Employees opened more than two million deposit and credit card accounts that may not have been authorized by consumers. Wells Fargo will pay full restitution to all victims and a $100 million fine to the CFPB’s Civil Penalty Fund. The bank will also pay an additional $35 million penalty to the Office of the Comptroller of the Currency, and another $50 million to the City and County of Los Angeles.

“Wells Fargo employees secretly opened unauthorized accounts to hit sales targets and receive bonuses,” CFPB Director Richard Cordray. “Because of the severity of these violations, Wells Fargo is paying the largest penalty the CFPB has ever imposed. Today’s action should serve notice to the entire industry that financial incentive programs, if not monitored carefully, carry serious risks that can have serious legal consequences.”

In its own investigation, the House Financial Services Committee said an internal CFPB “Recommendation Memorandum” for the director – improperly withheld from the committee for over a year – reveals the bureau failed to fully and adequately investigate Wells Fargo. Instead, the bureau rushed to settle with Wells Fargo for less than one percent of the Bureau’s own estimate of the bank’s statutory civil monetary penalty.

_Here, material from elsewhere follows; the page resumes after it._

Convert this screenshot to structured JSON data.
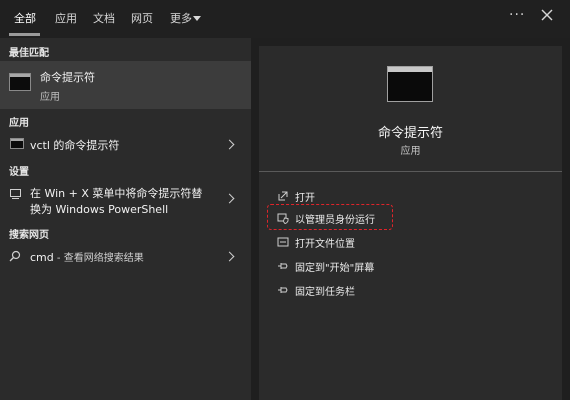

The memorandum shows that the CFPB estimated that the bank was potentially liable for a statutory monetary penalty exceeding $10 billion. This penalty could potentially be increased further, CFPB enforcement attorneys noted, if CFPB determined whether the fraudulent behavior was reckless or knowing, as opposed to negligent, or if the CFPB discovered additional fraudulent behavior not yet reported or violations of other statutes.

Instead, the CFPB approved a settlement with Wells Fargo bank for $100 million.

The committee said information in the memorandum also calls into question the accuracy of Cordray’s testimony before Congress and his claims that the bureau had conducted an “independent and comprehensive investigation.”

“The CFPB’s handling of this matter and its refusal to fully comply with the Congressional subpoena are a slap in the face to millions of Americans who were harmed by Wells Fargo and further evidence of the CFPB’s unaccountable structure and leadership,” Rep. Jeb Hensarling (R-TX), chairman of the committee, said. “The premature suspension of its investigation means that the CFPB also potentially lost the opportunity to discover recently revealed instances of further consumer harm.”

Rep. Ann Wagner (R-MO) said this shows that the CFPB lacks accountability and oversight.

“While everyday Americans suffered at the hands of Wells Fargo, Director Cordray evaded the truth before Congress and the CFPB settled for pennies on the dollar after being caught asleep at the wheel,” Wagner said.